The Avs looked listless while blowing a three-games-to-one lead, and many who follow the game closely say the Avs' rookie coach, Tony Granato, on the job only a few months, was outsmarted on a grand scale by the Wild's Jacques Lemaire. Some also believe it was a major mistake for the Avs to have traded playoff-tough center Chris Drury before the post-season.
That's only the beginning of the worried speculation. As any puckhead can tell you, the Avs' amazing dynasty may be coming to an end because one of the greatest goaltenders in the history of the league has reached his twilight, and because a brilliant player still in his prime is thinking about taking his stick and going home. If Larry Walker and Todd Helton were to suddenly defect from the Rox, it would be no more serious than what may happen on the Pepsi Center ice next year in the absence of Patrick Roy and Peter Forsberg. When Elway and Shannon Sharpe both vanished from the Broncos roster in the wake of a second Super Bowl win, it dealt their team no more stunning a blow than the probable losses of Saint Patrick and Peter the Great will mean to theirs.
Get ready for a tumble, Avalanche fans. After partying hard for eight years, it may soon be hangover time.
To say that Roy has been the heart and soul of the Avs since playing his first game for the team on December 7, 1995, is to understate the case. He holds the NHL records for regular-season and playoff wins, owns four Stanley Cup rings and has put a total of ten Conn Smythe, Vezina and William Jennings trophies behind glass. In nineteen seasons, he's played in ten All-Star games, and his playoff record is peerless. He leads, all-time, in games, minutes and shutouts. Little wonder that Robert Picarello, lead columnist for the NHL's Web site, picked Roy as the goalie on his six-player, best-of-all-time team. Roy's teammates in this fantasy endeavor? Wayne Gretzky at center, Doug Harvey and Bobby Orr on defense, Bobby Hull and Gordie Howe on the wings.
For eight years in Denver, Roy stopped more rubber than the wall at the Indy 500, leading the Avs to an NHL-record sixteen playoff-series wins. But he will turn 38 on October 5, and the wear and tear -- especially on his painfully injured hips -- has become ever more evident. Last season, Roy was humiliated in a 7-0 drubbing by the hated Detroit Red Wings in game seven of the Western Conference playoff, and this year's early exit at the hands of the Wild may have been the final blow. Roy's Littleton home is for sale, and his former Montreal Canadiens coach, Jacques Demers, a close friend, says the goalie will not return next season.

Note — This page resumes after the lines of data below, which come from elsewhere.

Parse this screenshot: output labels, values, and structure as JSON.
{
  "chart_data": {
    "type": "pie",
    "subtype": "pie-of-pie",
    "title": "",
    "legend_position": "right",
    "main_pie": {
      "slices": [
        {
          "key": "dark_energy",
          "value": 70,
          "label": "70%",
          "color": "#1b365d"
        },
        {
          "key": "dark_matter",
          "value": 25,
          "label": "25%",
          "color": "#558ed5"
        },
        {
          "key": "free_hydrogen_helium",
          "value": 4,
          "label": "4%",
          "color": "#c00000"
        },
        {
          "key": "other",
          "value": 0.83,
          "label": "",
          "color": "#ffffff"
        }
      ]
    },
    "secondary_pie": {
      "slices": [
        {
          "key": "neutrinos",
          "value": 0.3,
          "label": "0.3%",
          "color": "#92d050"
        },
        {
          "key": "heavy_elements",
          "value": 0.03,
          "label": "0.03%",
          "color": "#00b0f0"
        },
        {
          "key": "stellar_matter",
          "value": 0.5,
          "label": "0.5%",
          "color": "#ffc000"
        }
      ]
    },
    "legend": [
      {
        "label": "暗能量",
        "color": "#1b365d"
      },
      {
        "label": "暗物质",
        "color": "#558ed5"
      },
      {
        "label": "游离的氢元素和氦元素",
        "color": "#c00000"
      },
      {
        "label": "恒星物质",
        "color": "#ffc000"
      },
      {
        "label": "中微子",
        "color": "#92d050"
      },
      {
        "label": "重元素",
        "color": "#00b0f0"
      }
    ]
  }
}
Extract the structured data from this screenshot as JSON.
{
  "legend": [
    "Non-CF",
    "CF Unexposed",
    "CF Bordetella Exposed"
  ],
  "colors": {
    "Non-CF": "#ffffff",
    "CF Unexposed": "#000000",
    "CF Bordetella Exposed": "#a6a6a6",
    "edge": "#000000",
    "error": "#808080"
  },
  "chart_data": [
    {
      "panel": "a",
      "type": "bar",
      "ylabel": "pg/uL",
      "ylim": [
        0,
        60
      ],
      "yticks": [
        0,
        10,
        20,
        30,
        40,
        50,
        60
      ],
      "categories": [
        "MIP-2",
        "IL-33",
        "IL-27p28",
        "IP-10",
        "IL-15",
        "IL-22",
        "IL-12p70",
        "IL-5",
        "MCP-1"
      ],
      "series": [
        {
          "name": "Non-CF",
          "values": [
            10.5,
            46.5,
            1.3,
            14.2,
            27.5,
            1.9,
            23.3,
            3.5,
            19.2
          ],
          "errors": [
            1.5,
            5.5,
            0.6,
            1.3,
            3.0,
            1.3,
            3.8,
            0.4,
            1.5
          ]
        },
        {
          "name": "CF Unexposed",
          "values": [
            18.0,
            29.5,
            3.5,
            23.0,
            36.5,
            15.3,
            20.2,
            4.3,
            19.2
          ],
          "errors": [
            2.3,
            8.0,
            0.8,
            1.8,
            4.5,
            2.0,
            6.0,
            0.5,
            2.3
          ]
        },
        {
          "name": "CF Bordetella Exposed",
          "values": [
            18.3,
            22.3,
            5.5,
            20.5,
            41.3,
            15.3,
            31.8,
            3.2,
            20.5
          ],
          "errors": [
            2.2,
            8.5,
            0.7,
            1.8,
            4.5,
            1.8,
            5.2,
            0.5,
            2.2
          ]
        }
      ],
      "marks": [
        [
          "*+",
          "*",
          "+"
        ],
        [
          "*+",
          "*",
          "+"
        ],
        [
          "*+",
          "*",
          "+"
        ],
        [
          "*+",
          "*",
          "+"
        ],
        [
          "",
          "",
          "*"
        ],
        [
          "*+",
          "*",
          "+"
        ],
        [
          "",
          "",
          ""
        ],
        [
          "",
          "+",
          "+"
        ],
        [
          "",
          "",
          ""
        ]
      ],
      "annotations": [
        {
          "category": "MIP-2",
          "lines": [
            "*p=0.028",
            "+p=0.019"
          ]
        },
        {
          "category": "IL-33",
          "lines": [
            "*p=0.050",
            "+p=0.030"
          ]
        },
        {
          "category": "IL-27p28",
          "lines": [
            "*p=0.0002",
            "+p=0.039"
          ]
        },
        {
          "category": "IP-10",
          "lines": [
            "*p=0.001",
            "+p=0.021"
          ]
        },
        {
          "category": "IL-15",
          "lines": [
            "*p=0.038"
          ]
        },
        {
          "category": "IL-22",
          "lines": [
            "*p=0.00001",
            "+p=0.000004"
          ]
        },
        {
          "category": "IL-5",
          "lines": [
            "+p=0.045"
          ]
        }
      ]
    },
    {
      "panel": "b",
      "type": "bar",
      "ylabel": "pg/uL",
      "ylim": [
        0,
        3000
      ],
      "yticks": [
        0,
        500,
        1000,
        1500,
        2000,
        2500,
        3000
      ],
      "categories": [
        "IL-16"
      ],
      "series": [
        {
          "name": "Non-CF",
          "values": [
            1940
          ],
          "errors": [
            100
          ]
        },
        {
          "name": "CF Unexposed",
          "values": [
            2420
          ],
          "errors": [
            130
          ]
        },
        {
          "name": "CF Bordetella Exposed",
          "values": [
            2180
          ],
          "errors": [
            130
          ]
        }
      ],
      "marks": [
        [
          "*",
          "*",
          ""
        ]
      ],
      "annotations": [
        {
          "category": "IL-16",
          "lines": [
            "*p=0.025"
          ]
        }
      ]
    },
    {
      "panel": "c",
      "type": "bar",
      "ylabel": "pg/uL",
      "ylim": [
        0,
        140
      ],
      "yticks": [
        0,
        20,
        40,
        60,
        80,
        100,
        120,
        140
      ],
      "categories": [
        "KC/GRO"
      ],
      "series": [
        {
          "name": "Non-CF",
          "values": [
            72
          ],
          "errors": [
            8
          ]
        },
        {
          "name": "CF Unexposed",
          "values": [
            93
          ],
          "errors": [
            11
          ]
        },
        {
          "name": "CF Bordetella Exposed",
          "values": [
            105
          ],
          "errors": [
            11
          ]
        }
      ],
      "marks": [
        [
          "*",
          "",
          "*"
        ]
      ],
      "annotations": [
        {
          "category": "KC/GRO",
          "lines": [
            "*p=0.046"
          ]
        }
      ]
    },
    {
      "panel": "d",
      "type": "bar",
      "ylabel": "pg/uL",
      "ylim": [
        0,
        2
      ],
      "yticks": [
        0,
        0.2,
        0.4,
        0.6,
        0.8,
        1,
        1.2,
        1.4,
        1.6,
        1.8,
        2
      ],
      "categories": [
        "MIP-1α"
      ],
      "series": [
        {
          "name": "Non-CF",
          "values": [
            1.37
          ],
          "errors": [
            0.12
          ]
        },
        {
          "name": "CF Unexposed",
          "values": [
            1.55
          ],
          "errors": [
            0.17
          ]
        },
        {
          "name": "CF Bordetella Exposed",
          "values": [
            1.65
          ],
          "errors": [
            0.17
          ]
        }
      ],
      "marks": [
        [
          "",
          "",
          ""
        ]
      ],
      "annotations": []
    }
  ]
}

Meanwhile, Avalanche management seems oddly unprepared for the inevitable: Second-string goalie David Aebischer and minor-league prospect Phil Sauve (who happens to be the son of Roy's agent) are the only bullets in the gun, and if Roy does retire, the team will likely have to hire a free agent to stop the gap.
L'Affaire Roy stirs up uncertainty in the bloodied Avalanche psyche, but an even scarier notion has arisen: Eligible to become a restricted free agent on July 1, Forsberg may return to Sweden to play for MoDo of the Swedish Elite League. Not only is the team located in his home town of Örnsköldsvik, but it's coached by Forsberg's father, Kent. If anything, his loss would be even more detrimental than Roy's. One of the best playmakers in the game, he led the NHL in scoring this year with 106 points, and he is again a finalist for the league's Pearson Award -- given by players' ballot to the outstanding player of the year.